- Directed by: Giacomo Durzi
- Written by: Giacomo Durzi
- Starring: Hillary Clinton, Jonathan Franzen, Ann Goldstein
- Production companies: Malia Film; Rai Cinema;
- Release date: 2 October 2017;
- Country: Italy
- Language: English

= Ferrante Fever =

2017 documentary film directed by Giacomo Durzi

Ferrante Fever is a documentary film about Italian writer Elena Ferrante, directed by Giacomo Durzi.

== Reception ==
On Rotten Tomatoes, the film holds an approval rating of 47% based on 15 reviews, with an average rating of 4.5/10. According to Metacritic, which assigned a weighted average score of 52 out of 100 based on 6 critics, the film received "mixed or average reviews".

Leslie Felperin of The Guardian called it an "enticing portrayal". Frank Scheck of The Hollywood Reporter wrote, "Ferrante Fever delivers a fan-friendly examination of the novelist and her works, and what it lacks in depth it more than makes up for with enthusiasm".

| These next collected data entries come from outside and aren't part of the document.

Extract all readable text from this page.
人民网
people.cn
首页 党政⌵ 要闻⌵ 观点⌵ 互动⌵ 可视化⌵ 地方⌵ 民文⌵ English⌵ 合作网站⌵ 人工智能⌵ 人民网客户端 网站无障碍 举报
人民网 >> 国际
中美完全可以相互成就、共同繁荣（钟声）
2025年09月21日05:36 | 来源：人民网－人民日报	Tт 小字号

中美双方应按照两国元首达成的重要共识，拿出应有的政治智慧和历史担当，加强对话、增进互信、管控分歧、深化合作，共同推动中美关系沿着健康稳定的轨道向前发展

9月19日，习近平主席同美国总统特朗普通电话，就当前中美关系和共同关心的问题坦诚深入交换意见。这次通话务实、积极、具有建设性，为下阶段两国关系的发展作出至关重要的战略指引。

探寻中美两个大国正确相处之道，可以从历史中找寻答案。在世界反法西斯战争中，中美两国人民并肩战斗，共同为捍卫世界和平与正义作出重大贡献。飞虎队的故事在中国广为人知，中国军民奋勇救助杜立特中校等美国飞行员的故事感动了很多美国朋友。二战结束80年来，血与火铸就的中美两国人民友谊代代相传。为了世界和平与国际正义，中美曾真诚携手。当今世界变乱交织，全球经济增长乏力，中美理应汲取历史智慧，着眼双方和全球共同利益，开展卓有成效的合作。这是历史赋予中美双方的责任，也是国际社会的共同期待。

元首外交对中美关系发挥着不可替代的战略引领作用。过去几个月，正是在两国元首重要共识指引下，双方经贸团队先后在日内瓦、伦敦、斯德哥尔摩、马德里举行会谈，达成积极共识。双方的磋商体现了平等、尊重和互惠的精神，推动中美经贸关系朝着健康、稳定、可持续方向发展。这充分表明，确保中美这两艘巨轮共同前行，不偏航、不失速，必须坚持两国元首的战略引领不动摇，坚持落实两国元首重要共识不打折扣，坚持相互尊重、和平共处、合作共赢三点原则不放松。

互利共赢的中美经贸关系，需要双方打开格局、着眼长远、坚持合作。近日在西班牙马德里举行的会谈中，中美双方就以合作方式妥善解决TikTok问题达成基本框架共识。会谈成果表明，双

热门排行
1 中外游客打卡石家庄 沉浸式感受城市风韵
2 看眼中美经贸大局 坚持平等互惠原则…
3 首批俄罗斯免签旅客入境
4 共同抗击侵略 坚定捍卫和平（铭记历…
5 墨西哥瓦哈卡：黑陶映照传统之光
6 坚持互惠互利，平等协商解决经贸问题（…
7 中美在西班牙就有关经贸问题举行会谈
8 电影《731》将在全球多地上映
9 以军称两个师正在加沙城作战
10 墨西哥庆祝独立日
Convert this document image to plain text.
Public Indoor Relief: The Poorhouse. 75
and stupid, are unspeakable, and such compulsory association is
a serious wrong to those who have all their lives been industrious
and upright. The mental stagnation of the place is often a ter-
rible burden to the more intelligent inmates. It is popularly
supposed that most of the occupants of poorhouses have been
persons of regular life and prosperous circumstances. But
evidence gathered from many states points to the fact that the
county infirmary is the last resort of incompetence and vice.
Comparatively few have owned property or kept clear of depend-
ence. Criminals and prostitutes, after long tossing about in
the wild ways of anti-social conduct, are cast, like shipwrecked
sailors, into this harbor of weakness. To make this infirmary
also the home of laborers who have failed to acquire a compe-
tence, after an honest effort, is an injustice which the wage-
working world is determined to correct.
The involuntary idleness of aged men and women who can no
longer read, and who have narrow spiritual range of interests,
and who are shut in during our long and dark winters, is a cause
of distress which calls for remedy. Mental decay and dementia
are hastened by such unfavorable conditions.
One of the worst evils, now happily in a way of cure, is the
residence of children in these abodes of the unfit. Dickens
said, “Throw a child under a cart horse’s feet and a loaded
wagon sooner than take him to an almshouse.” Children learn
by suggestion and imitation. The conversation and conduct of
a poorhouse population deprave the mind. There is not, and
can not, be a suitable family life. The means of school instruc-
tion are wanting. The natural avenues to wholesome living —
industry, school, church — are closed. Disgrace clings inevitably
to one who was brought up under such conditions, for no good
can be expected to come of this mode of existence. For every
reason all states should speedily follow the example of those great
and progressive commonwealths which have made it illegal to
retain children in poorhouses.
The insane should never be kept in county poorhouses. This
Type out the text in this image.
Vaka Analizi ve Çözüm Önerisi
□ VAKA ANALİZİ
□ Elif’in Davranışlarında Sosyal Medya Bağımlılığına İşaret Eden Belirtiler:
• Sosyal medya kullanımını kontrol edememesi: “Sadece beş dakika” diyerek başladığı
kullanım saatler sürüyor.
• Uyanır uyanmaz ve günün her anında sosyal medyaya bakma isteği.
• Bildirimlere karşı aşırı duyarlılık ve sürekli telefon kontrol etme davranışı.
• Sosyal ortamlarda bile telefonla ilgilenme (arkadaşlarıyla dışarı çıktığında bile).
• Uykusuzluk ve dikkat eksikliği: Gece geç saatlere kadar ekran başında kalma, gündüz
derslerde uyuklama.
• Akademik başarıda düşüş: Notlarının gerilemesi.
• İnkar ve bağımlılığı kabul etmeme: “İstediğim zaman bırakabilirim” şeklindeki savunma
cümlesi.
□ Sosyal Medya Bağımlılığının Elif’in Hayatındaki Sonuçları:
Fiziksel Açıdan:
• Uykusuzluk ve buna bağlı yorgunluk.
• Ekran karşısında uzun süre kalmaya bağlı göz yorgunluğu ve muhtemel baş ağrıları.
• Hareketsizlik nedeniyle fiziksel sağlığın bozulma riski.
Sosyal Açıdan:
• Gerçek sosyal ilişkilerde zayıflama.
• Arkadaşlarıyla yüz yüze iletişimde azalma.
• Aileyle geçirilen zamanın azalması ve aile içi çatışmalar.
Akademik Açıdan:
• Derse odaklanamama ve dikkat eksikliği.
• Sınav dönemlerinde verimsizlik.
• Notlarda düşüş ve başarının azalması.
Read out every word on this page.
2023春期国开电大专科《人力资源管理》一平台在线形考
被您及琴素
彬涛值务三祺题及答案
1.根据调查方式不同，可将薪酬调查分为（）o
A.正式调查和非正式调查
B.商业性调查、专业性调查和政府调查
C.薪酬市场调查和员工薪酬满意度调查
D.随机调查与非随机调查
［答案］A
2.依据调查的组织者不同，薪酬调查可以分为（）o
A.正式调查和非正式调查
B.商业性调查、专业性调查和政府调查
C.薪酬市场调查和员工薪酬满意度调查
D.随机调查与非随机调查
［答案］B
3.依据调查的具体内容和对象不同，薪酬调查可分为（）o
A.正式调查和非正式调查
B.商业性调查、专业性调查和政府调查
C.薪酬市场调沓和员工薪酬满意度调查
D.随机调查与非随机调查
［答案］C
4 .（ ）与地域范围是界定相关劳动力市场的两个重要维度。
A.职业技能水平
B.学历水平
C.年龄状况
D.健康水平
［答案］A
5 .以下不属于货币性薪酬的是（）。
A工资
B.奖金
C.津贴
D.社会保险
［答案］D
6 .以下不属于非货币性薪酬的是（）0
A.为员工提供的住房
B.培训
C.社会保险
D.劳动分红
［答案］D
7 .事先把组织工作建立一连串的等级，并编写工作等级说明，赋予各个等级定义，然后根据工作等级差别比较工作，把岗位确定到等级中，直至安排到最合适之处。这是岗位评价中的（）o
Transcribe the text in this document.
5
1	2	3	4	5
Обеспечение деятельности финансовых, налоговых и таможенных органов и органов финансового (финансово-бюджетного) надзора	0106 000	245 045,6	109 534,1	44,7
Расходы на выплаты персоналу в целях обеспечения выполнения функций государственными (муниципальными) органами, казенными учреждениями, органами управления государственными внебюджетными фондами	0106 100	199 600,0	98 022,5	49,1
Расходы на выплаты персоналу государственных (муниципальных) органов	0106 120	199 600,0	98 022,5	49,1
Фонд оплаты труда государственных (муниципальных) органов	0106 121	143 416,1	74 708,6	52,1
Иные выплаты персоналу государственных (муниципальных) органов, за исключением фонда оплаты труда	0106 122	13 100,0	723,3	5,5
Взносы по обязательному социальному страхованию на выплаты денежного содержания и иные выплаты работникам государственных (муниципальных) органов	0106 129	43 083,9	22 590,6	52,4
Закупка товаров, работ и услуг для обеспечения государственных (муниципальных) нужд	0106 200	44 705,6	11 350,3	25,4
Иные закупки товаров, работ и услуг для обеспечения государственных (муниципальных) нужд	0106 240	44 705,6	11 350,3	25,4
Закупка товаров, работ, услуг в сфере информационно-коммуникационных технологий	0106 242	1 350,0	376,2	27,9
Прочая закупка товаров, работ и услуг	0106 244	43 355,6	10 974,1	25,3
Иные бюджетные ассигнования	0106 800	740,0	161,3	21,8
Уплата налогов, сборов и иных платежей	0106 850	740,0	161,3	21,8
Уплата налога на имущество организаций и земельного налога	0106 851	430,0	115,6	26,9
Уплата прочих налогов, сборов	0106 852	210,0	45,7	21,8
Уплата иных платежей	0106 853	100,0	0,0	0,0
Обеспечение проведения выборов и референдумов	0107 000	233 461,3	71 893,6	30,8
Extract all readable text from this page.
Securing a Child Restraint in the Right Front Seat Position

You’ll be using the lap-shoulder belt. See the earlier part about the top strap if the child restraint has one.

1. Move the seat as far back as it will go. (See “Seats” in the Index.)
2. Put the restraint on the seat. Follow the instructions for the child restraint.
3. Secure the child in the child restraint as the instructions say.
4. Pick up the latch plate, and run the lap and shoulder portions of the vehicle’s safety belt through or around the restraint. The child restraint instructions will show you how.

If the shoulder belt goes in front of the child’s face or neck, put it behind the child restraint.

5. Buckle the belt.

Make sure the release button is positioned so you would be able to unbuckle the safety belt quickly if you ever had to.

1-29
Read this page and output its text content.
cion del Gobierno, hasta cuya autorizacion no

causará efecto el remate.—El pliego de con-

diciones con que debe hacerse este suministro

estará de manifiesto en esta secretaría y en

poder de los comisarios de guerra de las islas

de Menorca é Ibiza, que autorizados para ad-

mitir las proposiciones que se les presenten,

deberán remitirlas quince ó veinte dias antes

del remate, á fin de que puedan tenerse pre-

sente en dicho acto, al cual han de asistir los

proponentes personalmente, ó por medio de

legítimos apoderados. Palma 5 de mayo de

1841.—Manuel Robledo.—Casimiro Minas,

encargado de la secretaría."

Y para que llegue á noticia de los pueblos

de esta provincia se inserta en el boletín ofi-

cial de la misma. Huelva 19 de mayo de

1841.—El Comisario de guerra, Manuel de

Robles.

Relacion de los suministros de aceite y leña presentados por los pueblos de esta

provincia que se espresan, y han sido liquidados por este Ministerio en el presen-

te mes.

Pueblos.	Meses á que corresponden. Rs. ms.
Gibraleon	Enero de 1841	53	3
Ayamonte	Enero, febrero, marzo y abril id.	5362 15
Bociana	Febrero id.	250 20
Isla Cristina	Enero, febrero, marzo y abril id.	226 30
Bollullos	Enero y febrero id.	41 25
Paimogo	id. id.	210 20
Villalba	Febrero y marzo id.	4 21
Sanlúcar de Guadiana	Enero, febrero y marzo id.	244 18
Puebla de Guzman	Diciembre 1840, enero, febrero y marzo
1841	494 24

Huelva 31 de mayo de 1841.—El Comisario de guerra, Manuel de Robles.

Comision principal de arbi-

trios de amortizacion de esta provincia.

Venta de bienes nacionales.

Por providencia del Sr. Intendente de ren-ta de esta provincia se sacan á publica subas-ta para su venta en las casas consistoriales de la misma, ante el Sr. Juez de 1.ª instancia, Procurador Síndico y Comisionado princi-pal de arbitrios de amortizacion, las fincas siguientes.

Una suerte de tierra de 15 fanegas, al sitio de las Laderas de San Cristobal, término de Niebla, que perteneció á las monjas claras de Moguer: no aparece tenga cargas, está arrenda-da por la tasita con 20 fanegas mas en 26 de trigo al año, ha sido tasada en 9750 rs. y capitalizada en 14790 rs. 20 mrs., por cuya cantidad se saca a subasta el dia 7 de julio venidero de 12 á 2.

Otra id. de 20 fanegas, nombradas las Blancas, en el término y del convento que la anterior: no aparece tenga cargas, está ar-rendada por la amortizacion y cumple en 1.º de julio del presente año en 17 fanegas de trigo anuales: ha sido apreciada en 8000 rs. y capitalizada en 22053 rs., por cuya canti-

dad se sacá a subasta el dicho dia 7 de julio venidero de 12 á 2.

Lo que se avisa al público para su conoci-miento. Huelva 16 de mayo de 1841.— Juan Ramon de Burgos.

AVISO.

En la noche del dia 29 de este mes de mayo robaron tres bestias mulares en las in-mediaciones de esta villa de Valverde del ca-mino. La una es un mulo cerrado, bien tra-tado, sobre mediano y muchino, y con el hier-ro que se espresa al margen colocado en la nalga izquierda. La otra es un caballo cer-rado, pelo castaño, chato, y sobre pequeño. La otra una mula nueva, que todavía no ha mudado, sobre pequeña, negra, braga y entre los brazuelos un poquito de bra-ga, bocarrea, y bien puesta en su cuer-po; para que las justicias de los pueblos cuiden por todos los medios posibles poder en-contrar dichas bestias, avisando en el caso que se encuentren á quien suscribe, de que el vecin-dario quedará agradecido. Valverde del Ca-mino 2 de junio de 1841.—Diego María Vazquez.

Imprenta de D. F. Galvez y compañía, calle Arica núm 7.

The Timess chief film critic Kevin Maher panned the film in his 1-star review, writing, "The overall impression is of a clueless film toadying up to an uninterested novelist". Robert Abele of the Los Angeles Times noticed that the film was "unlikely to satisfy your literary curiosity". Andrew Lapin of NPR criticized the film for having "almost no narrative structure, which is not the sort of thing you want to say about anything associated with the biggest name in modern fiction". Jennifer Szalai of The New York Times deemed the film "bland", concluding, "It quickly becomes clear that the time it takes to sit through this padded mash note would be better spent immersed in Ferrante's mesmerizing work instead".